I love this idea – but $140,000 each? Hat tip Eddie89!

The region’s first housing project made from shipping containers could open as soon as April, providing homes for 21 formerly homeless veterans and possibly paving the way for hundreds of new affordable and median-priced homes in the near future.

The units are planned for a vacant lot at 2941 Imperial Ave. in Logan Heights.  Each 320-square-foot unit would have its own patio, kitchen and bathroom. While the units will be built from metal shipping containers, they will be insulated and have interior drywalls.

“When you walk in, these things are solid,” Copley said. “You don’t hear your neighbors. You don’t hear people walking around.”

Of the 21 units planned for Imperial Avenue, one will be for a household classified as very-low income, 10 will be for households making 80 percent of the area media income and the remaining 10 will be priced at market-rate.

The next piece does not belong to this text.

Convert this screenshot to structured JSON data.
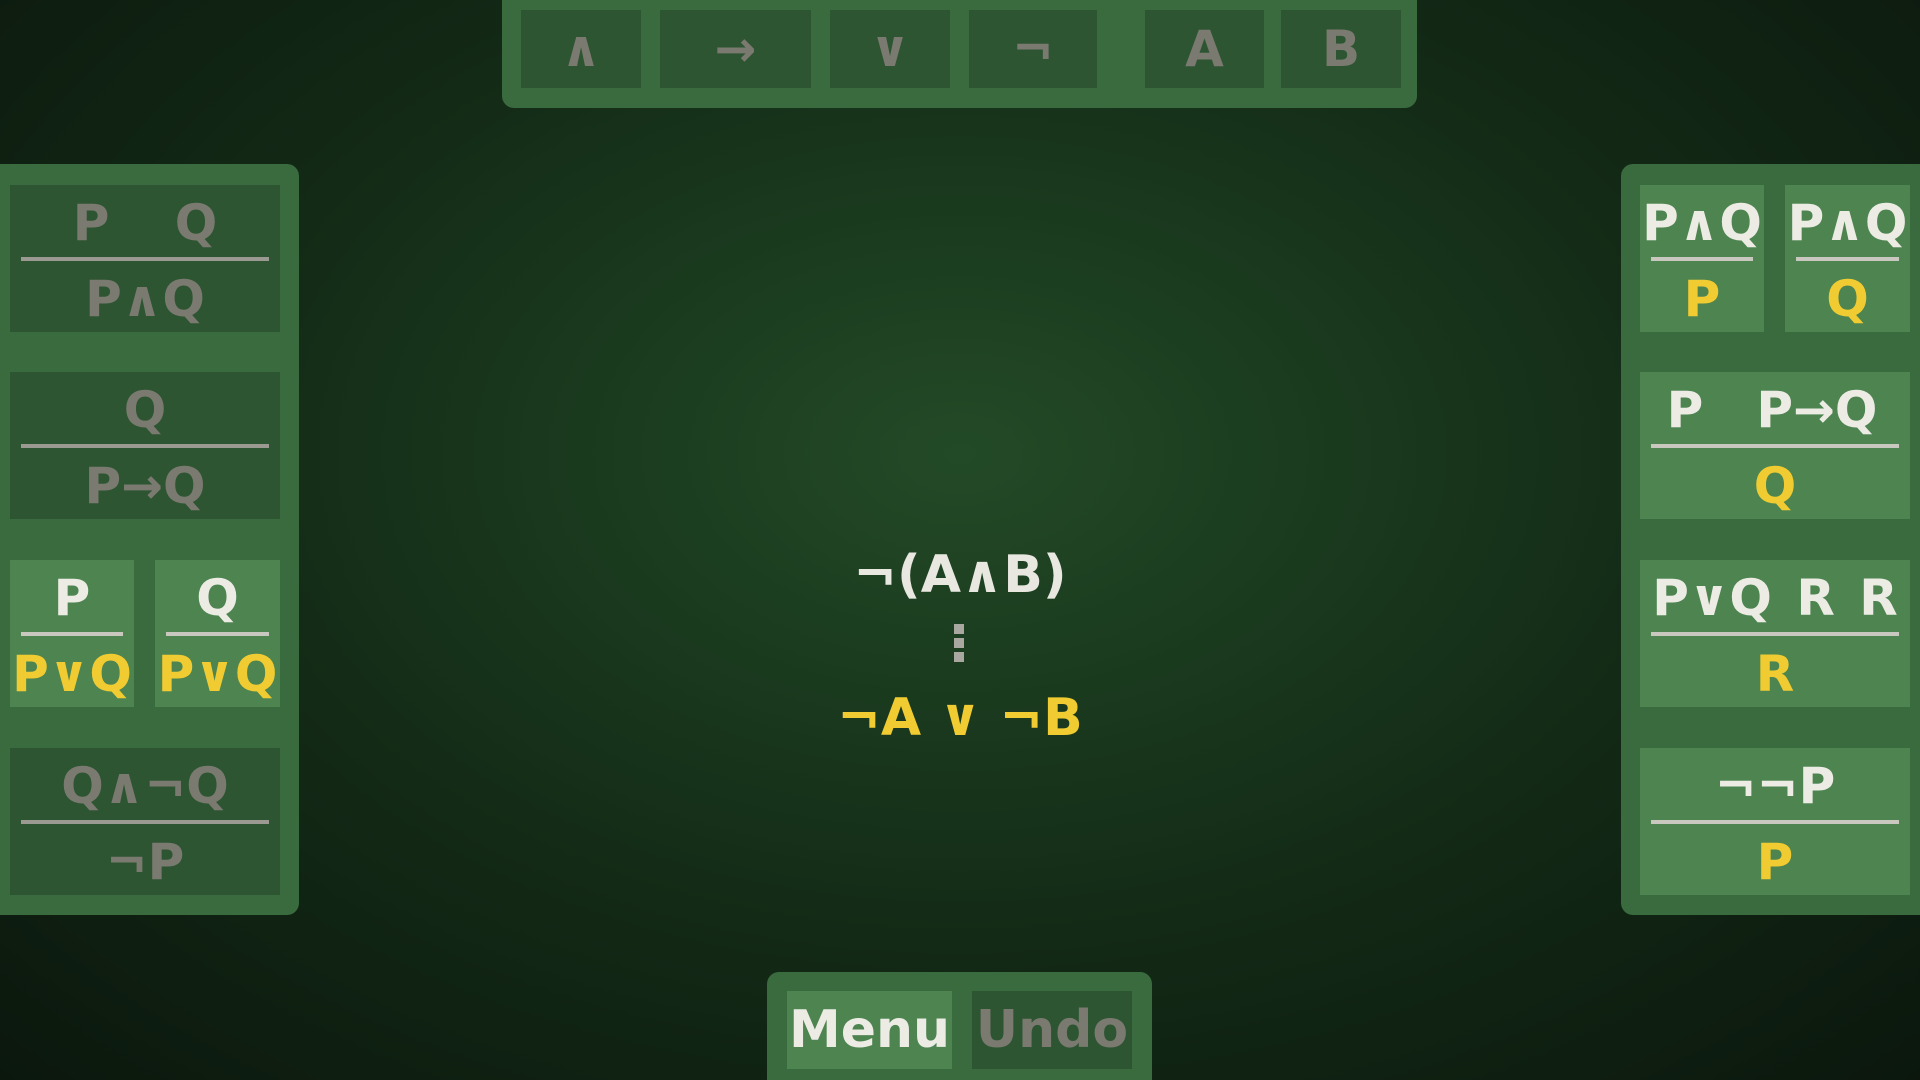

Besides money from investors, part of the financing will come from a new state pilot program created by Assembly Bill 1637, which allows housing authorities in San Diego and Santa Clara County to make loans for construction projects that include units specifically for middle-income households. The bill was introduced by Assemblyman Todd Gloria, D-San Diego, and signed last year by Gov. Jerry Brown.

While conventional housing projects may spend nine months in the permitting process followed by nine to 12 months in construction, projects made from shipping containers are much faster.

Rather than cutting wood and building frames for a building on a lot, a shipping container complex is created by converting the containers into housing units off-site and then setting them into place with a crane.

Copley said he acquired the Imperial Avenue property in April, and the project could be ready for move-in next April. He already is in the local permitting process, while the shipping container provider will receive permits from the state.

“A lot of things done quickly are not done well,” said San Diego Housing Commission President and CEO Rick Gentry. “But if it’s done quickly and is a lasting benefit to the community, then it’s worth doing.”

Affordable housing units often take $350,000 to $400,000 a unit to build, while the Imperial Avenue project will cost $140,000 a unit, Copley said.